In just a few days we’ll see the venerable Pont du Gard, our dear friends, the town where we lived so happily for so long, our dear rented house where we spent some of the happiest days of our lives. In less than a week we’ll be repatriated to that life, just one year to the day after we left it. When we walked out that door we didn’t believe we’d ever be back, Shel’s health seemed so precarious that we couldn’t imagine a time when he would be able to return. And now here we are, almost ready to go.
I say “almost ready” in the loosest possible sense of the phrase, since we’re not packed at all. In fact, we’re not going to pack until tomorrow, when Beppo and Zazou are spirited away to the luxury kitty hotel where they’ll be spending the next three months. Packing upsets them, and we already feel guilty enough about leaving them. I know they’d rather be in France with us, especially Zazou, who might long for her native land. But it’s such a long and arduous journey for a cat, and to make them do that twice in three months seems cruel and unusual. So they’ll stay where they can be pampered, and we’ll go to where we can pamper ourselves, albeit catless.

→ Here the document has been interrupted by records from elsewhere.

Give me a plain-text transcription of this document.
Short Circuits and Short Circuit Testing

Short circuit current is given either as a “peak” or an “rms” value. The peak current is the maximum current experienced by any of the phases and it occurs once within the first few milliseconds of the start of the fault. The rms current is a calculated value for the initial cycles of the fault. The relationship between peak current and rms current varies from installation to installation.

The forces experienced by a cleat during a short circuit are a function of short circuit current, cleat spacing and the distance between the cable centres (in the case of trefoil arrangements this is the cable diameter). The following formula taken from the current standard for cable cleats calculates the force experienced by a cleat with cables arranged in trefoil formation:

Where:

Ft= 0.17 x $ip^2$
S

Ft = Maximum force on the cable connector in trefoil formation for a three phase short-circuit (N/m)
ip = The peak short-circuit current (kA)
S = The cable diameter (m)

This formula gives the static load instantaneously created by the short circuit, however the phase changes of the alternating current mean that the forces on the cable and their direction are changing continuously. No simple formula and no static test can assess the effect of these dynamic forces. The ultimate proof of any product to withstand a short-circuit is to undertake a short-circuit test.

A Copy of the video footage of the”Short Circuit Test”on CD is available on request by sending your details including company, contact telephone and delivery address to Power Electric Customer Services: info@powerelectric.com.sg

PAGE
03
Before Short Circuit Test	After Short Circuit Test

We’re exercising a strict packing discipline too, just in case we have to get home in a hurry. One suitcase each, that’s it. We’re allowed 50 lbs in that suitcase, and I’m assuming that the weather is going to be warm every day we’re there, because only summer clothes could possibly fit into that tiny weight limit. One sweater, that’s it for me, cross my fingers and hope for sun.
And speaking of crossing, I keep making lists, crossing things off, adding new things to do faster than I can cross out the old ones. But I know that by Wednesday night when we give our suitcases that final zip, all will be well. Moving from one country to another is predictable chaos, at first you think it can’t be managed, then you run around in circles for a little while trying not to shriek, then you’re sitting in an Air France plane sipping free Champagne. Four more days.